XHCOC-FM
- Colima, Colima; Mexico;
- Frequency: 99.7 MHz
- Branding: Exa FM

Programming
- Format: Pop
- Affiliations: MVS Radio

Ownership
- Owner: JA Radio; (Ja Radio, S. de R.L. de C.V.);
- Sister stations: XHUU-FM

History
- First air date: October 11, 1993 (concession)
- Call sign meaning: Colima, Colima

Technical information
- ERP: 25 kW
- Transmitter coordinates: 19°14′58″N 103°42′28″W﻿ / ﻿19.24944°N 103.70778°W

Links
- Webcast: Listen live
- Website: exafm.com

= XHCOC-FM =

Radio station in Colima, Colima, Mexico

XHCOC-FM is a radio station on 99.7 FM in Colima, Colima, Mexico.

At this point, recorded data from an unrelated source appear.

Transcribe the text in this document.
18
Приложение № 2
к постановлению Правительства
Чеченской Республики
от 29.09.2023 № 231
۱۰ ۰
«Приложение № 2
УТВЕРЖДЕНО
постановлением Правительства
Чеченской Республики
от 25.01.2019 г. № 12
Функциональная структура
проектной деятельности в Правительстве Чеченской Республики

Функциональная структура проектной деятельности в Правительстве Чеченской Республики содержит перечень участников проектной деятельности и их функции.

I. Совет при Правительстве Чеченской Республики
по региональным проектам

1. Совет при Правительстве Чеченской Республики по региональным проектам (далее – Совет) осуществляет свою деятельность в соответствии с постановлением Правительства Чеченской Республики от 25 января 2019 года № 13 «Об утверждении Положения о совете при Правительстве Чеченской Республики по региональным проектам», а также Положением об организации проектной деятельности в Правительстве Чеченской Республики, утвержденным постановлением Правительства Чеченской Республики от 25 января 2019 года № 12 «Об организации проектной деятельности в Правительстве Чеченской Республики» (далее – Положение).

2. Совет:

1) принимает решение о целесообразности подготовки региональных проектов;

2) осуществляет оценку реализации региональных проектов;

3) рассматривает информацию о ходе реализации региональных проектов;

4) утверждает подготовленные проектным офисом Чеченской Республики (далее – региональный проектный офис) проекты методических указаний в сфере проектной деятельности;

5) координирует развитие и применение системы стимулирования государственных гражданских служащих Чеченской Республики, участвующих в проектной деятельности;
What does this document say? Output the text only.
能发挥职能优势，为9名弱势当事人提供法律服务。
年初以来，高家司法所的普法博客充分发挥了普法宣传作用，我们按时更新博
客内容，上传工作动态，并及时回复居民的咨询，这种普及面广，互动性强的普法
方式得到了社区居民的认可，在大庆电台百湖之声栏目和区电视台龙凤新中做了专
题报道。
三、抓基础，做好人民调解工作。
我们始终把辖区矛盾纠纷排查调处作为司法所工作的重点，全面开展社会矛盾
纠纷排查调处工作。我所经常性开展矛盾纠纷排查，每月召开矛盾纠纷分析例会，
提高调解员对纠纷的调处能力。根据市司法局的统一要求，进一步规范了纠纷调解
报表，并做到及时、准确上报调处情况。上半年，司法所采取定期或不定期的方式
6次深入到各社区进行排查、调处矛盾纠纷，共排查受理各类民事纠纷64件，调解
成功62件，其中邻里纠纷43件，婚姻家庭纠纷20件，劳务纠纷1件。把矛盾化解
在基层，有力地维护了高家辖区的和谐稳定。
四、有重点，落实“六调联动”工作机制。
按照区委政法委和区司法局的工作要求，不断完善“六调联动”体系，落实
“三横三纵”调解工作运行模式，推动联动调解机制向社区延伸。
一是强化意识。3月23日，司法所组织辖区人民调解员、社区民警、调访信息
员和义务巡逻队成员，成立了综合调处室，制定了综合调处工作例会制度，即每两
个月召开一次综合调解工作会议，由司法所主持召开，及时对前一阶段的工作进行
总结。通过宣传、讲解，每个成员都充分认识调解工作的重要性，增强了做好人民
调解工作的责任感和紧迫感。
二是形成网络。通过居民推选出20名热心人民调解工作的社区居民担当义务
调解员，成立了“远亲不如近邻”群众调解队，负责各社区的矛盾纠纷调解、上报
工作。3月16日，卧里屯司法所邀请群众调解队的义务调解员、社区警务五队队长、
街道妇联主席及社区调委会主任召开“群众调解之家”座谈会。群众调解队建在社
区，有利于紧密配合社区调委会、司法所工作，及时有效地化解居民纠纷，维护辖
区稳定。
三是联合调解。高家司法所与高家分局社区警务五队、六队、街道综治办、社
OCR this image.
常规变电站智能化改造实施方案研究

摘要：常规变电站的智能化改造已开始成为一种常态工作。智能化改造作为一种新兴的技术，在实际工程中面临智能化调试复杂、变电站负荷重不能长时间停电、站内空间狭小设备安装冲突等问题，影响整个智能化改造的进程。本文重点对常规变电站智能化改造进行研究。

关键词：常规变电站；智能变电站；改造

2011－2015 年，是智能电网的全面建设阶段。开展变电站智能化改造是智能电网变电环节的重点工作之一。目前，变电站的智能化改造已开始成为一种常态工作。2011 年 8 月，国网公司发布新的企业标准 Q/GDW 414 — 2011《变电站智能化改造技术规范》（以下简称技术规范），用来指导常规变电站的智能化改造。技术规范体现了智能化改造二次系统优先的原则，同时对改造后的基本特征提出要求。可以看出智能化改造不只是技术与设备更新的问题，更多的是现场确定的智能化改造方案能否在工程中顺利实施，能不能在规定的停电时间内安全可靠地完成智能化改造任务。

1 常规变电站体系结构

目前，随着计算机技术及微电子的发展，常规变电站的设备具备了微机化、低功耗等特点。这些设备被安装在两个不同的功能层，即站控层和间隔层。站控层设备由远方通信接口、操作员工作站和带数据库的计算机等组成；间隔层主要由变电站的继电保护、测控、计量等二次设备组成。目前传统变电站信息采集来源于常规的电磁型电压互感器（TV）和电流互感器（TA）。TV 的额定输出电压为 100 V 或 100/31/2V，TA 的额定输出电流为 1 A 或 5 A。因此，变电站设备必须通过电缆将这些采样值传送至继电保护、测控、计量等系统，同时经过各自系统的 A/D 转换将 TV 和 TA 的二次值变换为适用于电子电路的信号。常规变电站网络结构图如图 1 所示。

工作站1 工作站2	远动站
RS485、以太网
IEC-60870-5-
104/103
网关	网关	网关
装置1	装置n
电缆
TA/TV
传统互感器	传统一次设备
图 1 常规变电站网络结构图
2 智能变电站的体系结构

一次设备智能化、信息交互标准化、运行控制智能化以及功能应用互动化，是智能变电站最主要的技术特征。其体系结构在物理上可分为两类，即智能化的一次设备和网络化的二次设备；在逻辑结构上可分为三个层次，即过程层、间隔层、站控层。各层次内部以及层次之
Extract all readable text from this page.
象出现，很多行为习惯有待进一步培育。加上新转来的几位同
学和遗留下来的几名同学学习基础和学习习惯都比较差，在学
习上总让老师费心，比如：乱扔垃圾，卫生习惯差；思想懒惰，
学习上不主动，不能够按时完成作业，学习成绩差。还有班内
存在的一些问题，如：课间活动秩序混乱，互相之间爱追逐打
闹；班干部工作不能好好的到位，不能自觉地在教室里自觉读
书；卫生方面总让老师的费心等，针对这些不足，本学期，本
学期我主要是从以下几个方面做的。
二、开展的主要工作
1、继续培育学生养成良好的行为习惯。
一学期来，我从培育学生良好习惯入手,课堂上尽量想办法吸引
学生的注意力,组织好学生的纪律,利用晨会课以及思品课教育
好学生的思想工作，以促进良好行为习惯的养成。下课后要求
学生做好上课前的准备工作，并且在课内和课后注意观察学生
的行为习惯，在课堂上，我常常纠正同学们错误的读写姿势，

The station is owned by JA Radio; it is instead a franchise of the Exa FM pop music format from MVS Radio.

==History==
XHCOC began as XECOC-AM 1430, with a concession awarded to Radio Creatividad, S.A., on October 11, 1993. It was sold to Grupo ACIR in 1998 and migrated to FM in 2011.

Grupo ACIR ceased operating XHCOC-FM in March 2023, with the new operators taking on the Exa FM pop format.